There isn’t a right road or a wrong road – any road will do. The views on your way to Pienza are a highlight of the area. There are no trains to Pienza so car or bus are your only options, so just enjoy the views and allow some time to stop and take photos.
Start in the town’s main square, which includes the Palazzo Piccolomini (open Tues – Sat), the main church or Duomo, the bell tower, and the famous marble well upon which many subsequent Tuscan wells were modeled. Standing in this square, it’s important to know a little history. Pienza was built by Pope Pius II (born Piccolomini) as an Italian Renaissance hill town in a record-setting hill town construction time of under 5 years. And it’s named after this Pope: the translation of Pienza is “Piusville”.
In Pienza, eat Pecorino cheese.
It’s not hard to find, just follow your nose.

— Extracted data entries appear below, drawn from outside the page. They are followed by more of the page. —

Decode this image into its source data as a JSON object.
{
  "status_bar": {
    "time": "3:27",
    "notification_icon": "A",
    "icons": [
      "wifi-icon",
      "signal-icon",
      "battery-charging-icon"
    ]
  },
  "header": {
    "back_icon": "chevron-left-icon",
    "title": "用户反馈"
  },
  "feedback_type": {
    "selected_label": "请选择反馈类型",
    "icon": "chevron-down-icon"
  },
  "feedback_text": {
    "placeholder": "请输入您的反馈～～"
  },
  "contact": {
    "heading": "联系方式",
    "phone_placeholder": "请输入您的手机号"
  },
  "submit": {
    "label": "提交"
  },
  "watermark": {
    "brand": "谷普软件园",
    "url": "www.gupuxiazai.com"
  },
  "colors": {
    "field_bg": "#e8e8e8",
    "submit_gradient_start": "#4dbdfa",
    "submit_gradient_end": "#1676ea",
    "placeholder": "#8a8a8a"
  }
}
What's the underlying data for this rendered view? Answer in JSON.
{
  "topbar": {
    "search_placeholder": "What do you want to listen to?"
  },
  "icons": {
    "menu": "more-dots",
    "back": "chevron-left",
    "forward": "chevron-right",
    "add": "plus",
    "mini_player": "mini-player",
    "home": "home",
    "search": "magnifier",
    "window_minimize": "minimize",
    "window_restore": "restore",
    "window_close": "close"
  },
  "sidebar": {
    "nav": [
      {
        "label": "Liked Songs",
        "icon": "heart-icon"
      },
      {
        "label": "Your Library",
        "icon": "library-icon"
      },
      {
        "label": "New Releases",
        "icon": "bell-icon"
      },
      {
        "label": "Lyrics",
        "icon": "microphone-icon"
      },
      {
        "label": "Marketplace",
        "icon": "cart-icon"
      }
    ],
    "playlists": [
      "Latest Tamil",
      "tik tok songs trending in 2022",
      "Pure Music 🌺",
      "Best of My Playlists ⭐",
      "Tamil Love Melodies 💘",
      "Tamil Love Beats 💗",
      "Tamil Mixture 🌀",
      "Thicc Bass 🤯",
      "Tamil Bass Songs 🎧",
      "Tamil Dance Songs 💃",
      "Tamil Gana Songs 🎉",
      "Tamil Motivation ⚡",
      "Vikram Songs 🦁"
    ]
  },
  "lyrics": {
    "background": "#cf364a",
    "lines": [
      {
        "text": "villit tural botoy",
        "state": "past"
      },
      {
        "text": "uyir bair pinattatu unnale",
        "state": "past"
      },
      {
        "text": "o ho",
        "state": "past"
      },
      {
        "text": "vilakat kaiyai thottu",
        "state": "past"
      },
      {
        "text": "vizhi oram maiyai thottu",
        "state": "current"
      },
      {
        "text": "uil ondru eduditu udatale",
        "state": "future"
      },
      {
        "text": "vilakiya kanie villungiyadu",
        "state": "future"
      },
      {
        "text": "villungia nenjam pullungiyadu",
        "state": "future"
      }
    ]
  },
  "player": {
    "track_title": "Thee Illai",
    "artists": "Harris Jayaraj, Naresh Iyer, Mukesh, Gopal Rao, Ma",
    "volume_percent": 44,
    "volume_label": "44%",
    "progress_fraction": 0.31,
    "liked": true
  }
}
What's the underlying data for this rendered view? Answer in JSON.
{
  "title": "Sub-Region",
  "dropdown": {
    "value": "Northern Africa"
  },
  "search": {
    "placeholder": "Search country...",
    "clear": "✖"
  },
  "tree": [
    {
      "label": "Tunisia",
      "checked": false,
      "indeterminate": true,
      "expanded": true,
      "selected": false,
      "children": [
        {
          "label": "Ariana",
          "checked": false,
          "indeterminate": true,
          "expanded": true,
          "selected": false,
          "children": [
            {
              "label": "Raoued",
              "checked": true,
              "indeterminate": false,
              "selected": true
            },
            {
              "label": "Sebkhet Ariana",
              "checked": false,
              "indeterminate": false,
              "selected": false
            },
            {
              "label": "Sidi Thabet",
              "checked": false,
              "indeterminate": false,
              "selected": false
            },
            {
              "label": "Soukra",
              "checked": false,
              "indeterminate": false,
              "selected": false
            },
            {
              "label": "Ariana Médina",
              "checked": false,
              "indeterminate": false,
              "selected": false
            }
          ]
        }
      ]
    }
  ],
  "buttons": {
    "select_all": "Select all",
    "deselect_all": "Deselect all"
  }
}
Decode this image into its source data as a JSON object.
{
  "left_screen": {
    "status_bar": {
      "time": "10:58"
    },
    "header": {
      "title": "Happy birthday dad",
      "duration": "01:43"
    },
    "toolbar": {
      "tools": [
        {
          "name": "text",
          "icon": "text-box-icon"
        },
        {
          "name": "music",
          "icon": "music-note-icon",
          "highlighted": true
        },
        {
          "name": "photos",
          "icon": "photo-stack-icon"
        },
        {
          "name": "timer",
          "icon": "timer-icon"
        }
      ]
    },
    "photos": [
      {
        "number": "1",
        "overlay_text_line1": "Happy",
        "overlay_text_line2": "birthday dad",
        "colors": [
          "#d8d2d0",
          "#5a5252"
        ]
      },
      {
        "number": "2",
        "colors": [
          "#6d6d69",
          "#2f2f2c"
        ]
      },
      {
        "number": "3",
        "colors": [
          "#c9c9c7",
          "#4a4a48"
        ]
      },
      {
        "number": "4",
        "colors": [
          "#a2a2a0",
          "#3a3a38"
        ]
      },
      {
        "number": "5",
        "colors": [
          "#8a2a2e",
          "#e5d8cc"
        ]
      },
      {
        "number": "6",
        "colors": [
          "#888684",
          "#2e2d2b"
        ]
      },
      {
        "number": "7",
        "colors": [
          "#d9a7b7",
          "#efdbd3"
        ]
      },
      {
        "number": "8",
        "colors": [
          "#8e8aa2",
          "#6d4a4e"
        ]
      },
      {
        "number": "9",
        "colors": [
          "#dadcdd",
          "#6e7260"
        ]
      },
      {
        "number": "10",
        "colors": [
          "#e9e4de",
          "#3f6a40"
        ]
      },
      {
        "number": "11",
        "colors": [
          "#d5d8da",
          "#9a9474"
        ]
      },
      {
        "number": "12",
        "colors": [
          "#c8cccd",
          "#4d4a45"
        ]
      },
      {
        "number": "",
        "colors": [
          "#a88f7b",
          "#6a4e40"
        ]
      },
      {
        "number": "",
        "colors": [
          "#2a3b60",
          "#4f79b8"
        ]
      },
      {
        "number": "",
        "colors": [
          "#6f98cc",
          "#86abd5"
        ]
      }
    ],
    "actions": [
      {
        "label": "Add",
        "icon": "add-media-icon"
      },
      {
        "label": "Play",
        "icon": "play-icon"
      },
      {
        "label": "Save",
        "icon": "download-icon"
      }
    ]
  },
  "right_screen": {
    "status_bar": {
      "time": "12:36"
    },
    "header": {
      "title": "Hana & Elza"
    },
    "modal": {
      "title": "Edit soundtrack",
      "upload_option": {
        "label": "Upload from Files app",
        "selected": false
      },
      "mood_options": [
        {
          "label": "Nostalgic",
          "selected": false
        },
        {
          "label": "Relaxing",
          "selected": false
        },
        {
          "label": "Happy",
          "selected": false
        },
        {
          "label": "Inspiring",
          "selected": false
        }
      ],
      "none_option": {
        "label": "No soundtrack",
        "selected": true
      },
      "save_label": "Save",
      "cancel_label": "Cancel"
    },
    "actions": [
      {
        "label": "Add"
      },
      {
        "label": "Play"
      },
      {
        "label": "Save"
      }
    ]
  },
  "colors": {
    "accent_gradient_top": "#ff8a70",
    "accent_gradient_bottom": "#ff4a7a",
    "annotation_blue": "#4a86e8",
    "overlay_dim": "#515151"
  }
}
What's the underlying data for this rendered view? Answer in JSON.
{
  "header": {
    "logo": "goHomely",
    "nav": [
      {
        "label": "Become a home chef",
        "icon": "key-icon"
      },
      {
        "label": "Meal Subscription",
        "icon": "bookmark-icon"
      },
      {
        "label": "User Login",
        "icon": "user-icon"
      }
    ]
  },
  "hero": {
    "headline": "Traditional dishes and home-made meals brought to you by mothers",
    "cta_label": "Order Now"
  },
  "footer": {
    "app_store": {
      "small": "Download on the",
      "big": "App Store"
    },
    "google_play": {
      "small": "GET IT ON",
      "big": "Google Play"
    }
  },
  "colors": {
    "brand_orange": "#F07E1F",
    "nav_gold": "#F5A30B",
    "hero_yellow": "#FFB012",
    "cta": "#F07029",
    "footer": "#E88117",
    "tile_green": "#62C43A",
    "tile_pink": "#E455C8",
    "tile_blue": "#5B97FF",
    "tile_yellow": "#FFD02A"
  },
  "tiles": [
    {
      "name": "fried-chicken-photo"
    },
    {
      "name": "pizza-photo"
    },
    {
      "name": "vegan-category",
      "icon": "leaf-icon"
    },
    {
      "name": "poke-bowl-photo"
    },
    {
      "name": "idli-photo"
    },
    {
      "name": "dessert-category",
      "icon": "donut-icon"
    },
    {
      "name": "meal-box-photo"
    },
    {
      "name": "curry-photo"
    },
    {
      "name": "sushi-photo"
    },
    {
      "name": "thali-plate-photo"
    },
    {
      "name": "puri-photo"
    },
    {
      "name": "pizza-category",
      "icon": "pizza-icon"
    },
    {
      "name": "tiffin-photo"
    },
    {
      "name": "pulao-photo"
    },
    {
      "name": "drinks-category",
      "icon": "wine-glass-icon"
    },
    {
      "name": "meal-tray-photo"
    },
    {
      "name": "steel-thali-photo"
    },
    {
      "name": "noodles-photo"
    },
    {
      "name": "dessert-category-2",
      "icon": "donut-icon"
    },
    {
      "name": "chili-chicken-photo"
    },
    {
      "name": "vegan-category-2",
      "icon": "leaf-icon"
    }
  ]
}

Goat’s – or more accurately ewe’s – cheese, from Pienza is not the same as other types of Pecorino because the specific grasses and herbs the animals eat – allegedly found only in the area – create its unique taste.
And if you’re there on the first Sunday of September, you’ll see what an important part of life Pecorino cheese is: the Cacio al Fuso competition is held, in which competitors roll a whole Pecorino cheese (Cacio) towards a stake (Fuso) in the center of the playing square. The goal is to get the cheese to stop next to the stake, ideally staying balanced on its edge.
For some wonderful countryside views, take the lane to the left of the church or walk around town to find views over the countryside.
Visit the gorgeous Romanesque church (photo above).